克勞利放下了杯子,濺落的咖啡液滴在書頁上,浸濕了那圈黑字
invited guest
——
地中海海域
一艘小型輪船停滞在偌大的深藍海洋之中,船艙裡的人都跑到了甲闆上,蹲着密密麻麻的一片人頭,唯有衆人前方的幾個站着的舉槍男人脫穎而出。
如果時間可以倒回72小時前
不,也許不需要那麼久
如果時間可以推遲到72小……不,這有什麼區别
撒斯姆的嗤笑聲像動腦失敗後固定的特效音般響起
然而,當昔拉試圖讓自己許久沒有使用的大腦運動起來時,身邊長着雜草般金黃頭發的中年女人已經在一聲槍響後倒在了她的屁股後面。
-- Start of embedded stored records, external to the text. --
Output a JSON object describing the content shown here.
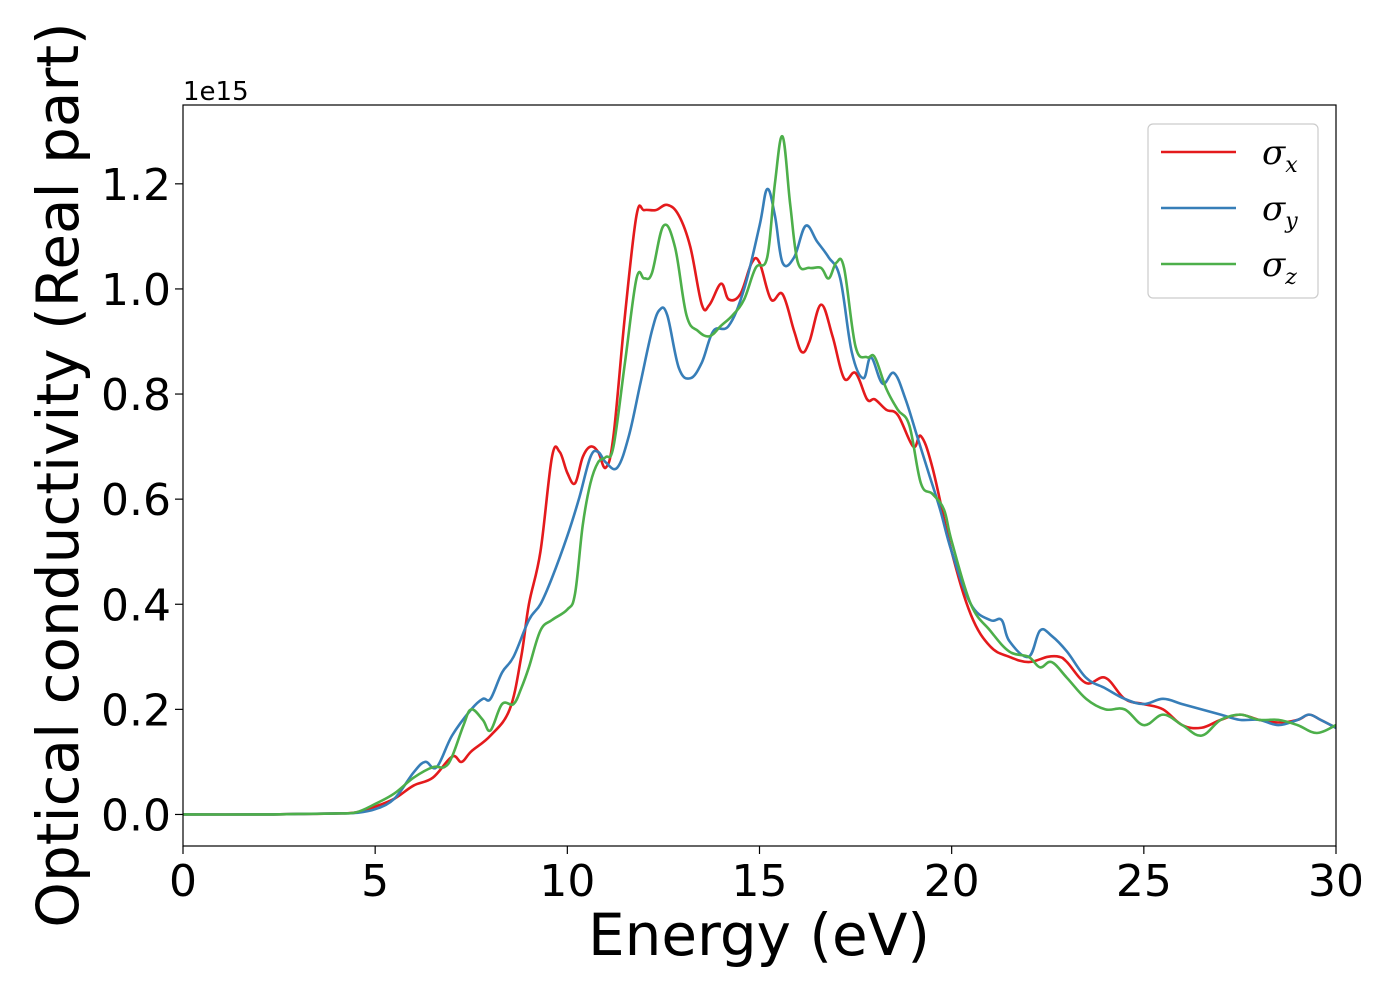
{
  "chart_data": {
    "type": "line",
    "xlabel": "Energy (eV)",
    "ylabel": "Optical conductivity (Real part)",
    "y_offset_label": "1e15",
    "xlim": [
      0,
      30
    ],
    "ylim": [
      -0.06,
      1.35
    ],
    "xticks": [
      0,
      5,
      10,
      15,
      20,
      25,
      30
    ],
    "yticks": [
      0.0,
      0.2,
      0.4,
      0.6,
      0.8,
      1.0,
      1.2
    ],
    "ytick_labels": [
      "0.0",
      "0.2",
      "0.4",
      "0.6",
      "0.8",
      "1.0",
      "1.2"
    ],
    "grid": false,
    "legend_position": "top-right",
    "series": [
      {
        "name": "σx",
        "symbol": "σ",
        "subscript": "x",
        "color": "#e41a1c",
        "x": [
          0,
          2,
          3,
          4,
          4.5,
          5,
          5.5,
          6,
          6.5,
          7,
          7.25,
          7.5,
          8,
          8.5,
          8.8,
          9,
          9.3,
          9.6,
          9.8,
          10,
          10.2,
          10.4,
          10.6,
          10.8,
          11,
          11.2,
          11.5,
          11.8,
          12,
          12.3,
          12.6,
          12.9,
          13.2,
          13.5,
          13.7,
          14,
          14.2,
          14.5,
          14.8,
          15,
          15.3,
          15.6,
          15.9,
          16.1,
          16.3,
          16.6,
          16.9,
          17.2,
          17.5,
          17.8,
          18,
          18.3,
          18.6,
          19,
          19.2,
          19.5,
          20,
          20.5,
          21,
          21.5,
          22,
          22.5,
          22.8,
          23,
          23.5,
          24,
          24.5,
          25,
          25.5,
          26,
          26.5,
          27,
          27.5,
          28,
          28.5,
          29,
          29.3,
          29.6,
          30
        ],
        "y": [
          0,
          0,
          0.001,
          0.002,
          0.004,
          0.015,
          0.03,
          0.055,
          0.07,
          0.11,
          0.1,
          0.12,
          0.15,
          0.2,
          0.3,
          0.4,
          0.5,
          0.68,
          0.69,
          0.65,
          0.63,
          0.68,
          0.7,
          0.69,
          0.66,
          0.72,
          0.95,
          1.14,
          1.15,
          1.15,
          1.16,
          1.14,
          1.08,
          0.97,
          0.97,
          1.01,
          0.98,
          0.99,
          1.05,
          1.05,
          0.98,
          0.99,
          0.92,
          0.88,
          0.9,
          0.97,
          0.91,
          0.83,
          0.84,
          0.79,
          0.79,
          0.77,
          0.76,
          0.7,
          0.72,
          0.66,
          0.5,
          0.38,
          0.32,
          0.3,
          0.29,
          0.3,
          0.3,
          0.29,
          0.25,
          0.26,
          0.22,
          0.21,
          0.2,
          0.17,
          0.165,
          0.18,
          0.19,
          0.18,
          0.175,
          0.18,
          0.19,
          0.18,
          0.165
        ]
      },
      {
        "name": "σy",
        "symbol": "σ",
        "subscript": "y",
        "color": "#377eb8",
        "x": [
          0,
          2,
          3,
          4,
          4.5,
          5,
          5.5,
          6,
          6.3,
          6.6,
          7,
          7.5,
          7.8,
          8,
          8.3,
          8.6,
          9,
          9.3,
          9.6,
          10,
          10.3,
          10.6,
          10.8,
          11,
          11.3,
          11.6,
          11.9,
          12.2,
          12.4,
          12.6,
          12.9,
          13.2,
          13.5,
          13.8,
          14.2,
          14.6,
          15,
          15.2,
          15.4,
          15.6,
          15.9,
          16.2,
          16.5,
          16.8,
          17.1,
          17.4,
          17.7,
          17.9,
          18.2,
          18.5,
          18.8,
          19.1,
          19.4,
          19.7,
          20,
          20.5,
          21,
          21.3,
          21.5,
          22,
          22.3,
          22.6,
          23,
          23.5,
          24,
          24.5,
          25,
          25.5,
          26,
          26.5,
          27,
          27.5,
          28,
          28.5,
          29,
          29.3,
          29.6,
          30
        ],
        "y": [
          0,
          0,
          0.001,
          0.002,
          0.003,
          0.01,
          0.03,
          0.08,
          0.1,
          0.09,
          0.15,
          0.2,
          0.22,
          0.22,
          0.27,
          0.3,
          0.37,
          0.4,
          0.45,
          0.53,
          0.6,
          0.68,
          0.69,
          0.67,
          0.66,
          0.72,
          0.82,
          0.92,
          0.96,
          0.95,
          0.85,
          0.83,
          0.86,
          0.92,
          0.93,
          1.0,
          1.12,
          1.19,
          1.14,
          1.05,
          1.06,
          1.12,
          1.09,
          1.06,
          1.02,
          0.88,
          0.83,
          0.87,
          0.82,
          0.84,
          0.79,
          0.72,
          0.65,
          0.58,
          0.5,
          0.4,
          0.37,
          0.37,
          0.33,
          0.3,
          0.35,
          0.34,
          0.31,
          0.26,
          0.24,
          0.22,
          0.21,
          0.22,
          0.21,
          0.2,
          0.19,
          0.18,
          0.18,
          0.17,
          0.18,
          0.19,
          0.18,
          0.165
        ]
      },
      {
        "name": "σz",
        "symbol": "σ",
        "subscript": "z",
        "color": "#4daf4a",
        "x": [
          0,
          2,
          3,
          4,
          4.5,
          5,
          5.5,
          6,
          6.5,
          6.8,
          7,
          7.3,
          7.5,
          7.8,
          8,
          8.3,
          8.6,
          8.8,
          9,
          9.3,
          9.6,
          10,
          10.2,
          10.4,
          10.6,
          10.8,
          11,
          11.2,
          11.5,
          11.8,
          12,
          12.2,
          12.5,
          12.8,
          13.1,
          13.4,
          13.7,
          14,
          14.3,
          14.6,
          14.9,
          15.2,
          15.4,
          15.6,
          15.8,
          16,
          16.3,
          16.6,
          16.8,
          17,
          17.2,
          17.5,
          17.8,
          18,
          18.3,
          18.6,
          18.9,
          19.2,
          19.5,
          19.8,
          20,
          20.5,
          21,
          21.5,
          22,
          22.3,
          22.6,
          23,
          23.5,
          24,
          24.5,
          25,
          25.5,
          26,
          26.5,
          27,
          27.5,
          28,
          28.5,
          29,
          29.5,
          30
        ],
        "y": [
          0,
          0,
          0.001,
          0.002,
          0.004,
          0.02,
          0.04,
          0.07,
          0.09,
          0.09,
          0.11,
          0.17,
          0.2,
          0.18,
          0.16,
          0.21,
          0.21,
          0.24,
          0.28,
          0.35,
          0.37,
          0.39,
          0.42,
          0.55,
          0.63,
          0.67,
          0.68,
          0.7,
          0.86,
          1.02,
          1.02,
          1.03,
          1.12,
          1.08,
          0.95,
          0.92,
          0.91,
          0.93,
          0.95,
          0.98,
          1.04,
          1.06,
          1.2,
          1.29,
          1.16,
          1.05,
          1.04,
          1.04,
          1.02,
          1.05,
          1.04,
          0.89,
          0.87,
          0.87,
          0.81,
          0.77,
          0.74,
          0.63,
          0.61,
          0.58,
          0.52,
          0.4,
          0.35,
          0.31,
          0.3,
          0.28,
          0.29,
          0.26,
          0.22,
          0.2,
          0.2,
          0.17,
          0.19,
          0.17,
          0.15,
          0.18,
          0.19,
          0.18,
          0.18,
          0.17,
          0.155,
          0.17
        ]
      }
    ]
  }
}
空氣中的血腥和火藥味彌漫開來,隐約聽見細碎的哭泣聲,昔拉偏了下腦袋,聲音的主人是個年紀不大的黑發女孩,有着一頭獅子狗般的短發,跟其他所有倒黴的家夥一樣,蹲在她身後靠窗的甲闆上,蒼白的小臉上那雙大眼睛噙滿淚水,正不安地移動着。
哦,剛才說到哪裡來着
昔拉轉了轉眼珠子
我需要星期五
“看什麼!?”
一身腱子肉的光頭男人把槍對準了昔拉的額頭,她隐約聽見他們聊天時叫他白豹,這正是剛才開槍的人,準确來說他也是第一個掏出槍讓所有人蹲下的人,
相比而言,跟在他身後的幾個男人更像是随從般無用,他們舉槍震懾衆人,但卻更像是努力讓自己多一些底氣去站着。
槍口離昔拉的皮膚太近了
未散的餘溫和順着勾住她鼻尖的火藥味讓她想起出發前做的一個夢
夢裡瘦弱的男孩縮在閣樓的角落,他将自己的臉埋在臂彎,月光撫摸他的側臉,一張俊美無比的臉,銀灰色的雙眼中月色流淌,如獨角獸的血液一般,神秘而聖潔。
他的唇動了動,那雙眼卻始終失焦地對着腳底的木闆。
他說……
“烈火熊熊”
在夢醒前一刻,昔拉看見了一張臉,一半被火舌吞噬後醜陋詭異的臉,和一半神邸般聖潔美麗的臉。